Credit cards are widely accepted in Paraguay’s large cities and towns, especially VISA and Mastercard, and can be used at most top-end hotels, restaurants, shops and other tourist establishments. Keep in mind that credit cards may not be accepted so readily in small towns and rural areas, so always have alternative payment methods available.
ATMs can be found in most of Paraguay's major cities and tourist areas. ATMs are far less common in rural areas and small villages so ensure you have enough cash to cover purchases when travelling away from the larger cities.
Absolutely. All passengers travelling with Intrepid are required to purchase travel insurance before the start of their trip. Your travel insurance details will be recorded by your leader on the first day of the trip. Due to the varying nature, availability and cost of healthcare around the world, travel insurance is very much an essential and necessary part of every journey.

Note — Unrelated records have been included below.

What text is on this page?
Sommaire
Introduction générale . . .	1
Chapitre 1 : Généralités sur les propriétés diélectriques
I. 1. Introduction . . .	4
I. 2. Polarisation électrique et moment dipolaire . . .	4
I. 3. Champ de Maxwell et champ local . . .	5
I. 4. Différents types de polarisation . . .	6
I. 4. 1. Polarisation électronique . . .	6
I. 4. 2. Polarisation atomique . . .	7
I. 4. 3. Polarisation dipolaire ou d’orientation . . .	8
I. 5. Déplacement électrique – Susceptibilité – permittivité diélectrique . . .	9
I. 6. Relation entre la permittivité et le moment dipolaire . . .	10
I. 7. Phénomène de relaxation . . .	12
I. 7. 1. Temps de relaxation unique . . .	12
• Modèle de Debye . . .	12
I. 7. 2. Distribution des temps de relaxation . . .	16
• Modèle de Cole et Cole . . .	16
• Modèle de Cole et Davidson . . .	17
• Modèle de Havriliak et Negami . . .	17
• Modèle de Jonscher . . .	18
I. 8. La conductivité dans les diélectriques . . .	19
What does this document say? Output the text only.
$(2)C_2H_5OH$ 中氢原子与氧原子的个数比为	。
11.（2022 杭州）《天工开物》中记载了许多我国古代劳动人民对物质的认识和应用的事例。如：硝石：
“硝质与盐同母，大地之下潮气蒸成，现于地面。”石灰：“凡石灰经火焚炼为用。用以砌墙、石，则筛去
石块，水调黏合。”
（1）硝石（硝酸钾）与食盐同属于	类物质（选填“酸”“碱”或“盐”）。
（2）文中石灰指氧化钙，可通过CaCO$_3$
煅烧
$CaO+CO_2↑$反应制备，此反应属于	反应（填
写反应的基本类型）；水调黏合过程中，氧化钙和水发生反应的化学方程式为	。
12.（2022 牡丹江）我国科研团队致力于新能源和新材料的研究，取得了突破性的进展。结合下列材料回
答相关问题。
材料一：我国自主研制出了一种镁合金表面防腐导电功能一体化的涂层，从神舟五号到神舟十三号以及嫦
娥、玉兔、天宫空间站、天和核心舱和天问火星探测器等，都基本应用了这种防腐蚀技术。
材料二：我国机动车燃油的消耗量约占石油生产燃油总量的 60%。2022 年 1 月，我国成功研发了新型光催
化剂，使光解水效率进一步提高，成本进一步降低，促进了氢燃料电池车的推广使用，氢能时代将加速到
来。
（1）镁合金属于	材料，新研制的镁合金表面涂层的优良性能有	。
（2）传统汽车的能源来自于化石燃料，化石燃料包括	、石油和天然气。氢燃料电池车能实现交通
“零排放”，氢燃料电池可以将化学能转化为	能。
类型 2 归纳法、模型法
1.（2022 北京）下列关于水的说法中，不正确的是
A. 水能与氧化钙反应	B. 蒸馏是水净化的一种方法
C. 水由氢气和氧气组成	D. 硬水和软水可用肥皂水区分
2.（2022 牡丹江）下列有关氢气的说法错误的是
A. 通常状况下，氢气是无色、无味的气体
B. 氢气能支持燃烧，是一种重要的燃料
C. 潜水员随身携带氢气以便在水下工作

For more information on insurance, please go to: Travel Insurance
1 January: New Year's Day
1 March: Heroes' Day
13 April: Maundy Thursday
14 April: Good Friday
16 March: Easter Sunday
1 May: Labour Day
14 May: Independence Day
12 June: Chaco Armistice Day
15 August: Founding of Asunción
29 September: Boqueron Battel Victory Day
8 December: Immaculate Conception
25 December: Christmas Day
For a current list of public holidays in Paraguay go to:
It is generally advised that LGBTQI-travellers should exercise caution while travelling in Paraguay. While homosexuality is legal and LGBTQI recognition is growing, the country remains conservative and homosexuality is not yet widely accepted. The Paraguayan government has no plans to recognize same-sex marriage in the near future. There is a small gay bar scene in Asuncion.
Intrepid is committed to travelling in a way that is respectful of local people and their culture, economies and environment. It's important to remember that what may be acceptable behaviour, dress, and language in your own country, may not be appropriate in another. Please keep this in mind while travelling.
1. Be considerate of Paraguay’s customs, traditions, religion, and culture.
2. For environmental reasons, try to avoid buying bottled water. Fill a reusable water bottle or canteen with filtered water instead.
3. Always dispose of litter thoughtfully, including cigarette butts.
4. Learn some local language, either Spanish or Guarani, and don't be afraid to use it – simple greetings will help break the ice.
5. Shop for locally made products wherever possible. Supporting local artisans helps keep traditional crafts alive.
6. Refrain from supporting businesses that exploit or abuse endangered animals. If it doesn’t feel right, then it probably isn’t.
7. Please ask and receive permission before taking photos of people, including children. Be prepared to offer a tip in exchange for a photo.
8. When on community visits or homestays, refrain from giving gifts or money to locals.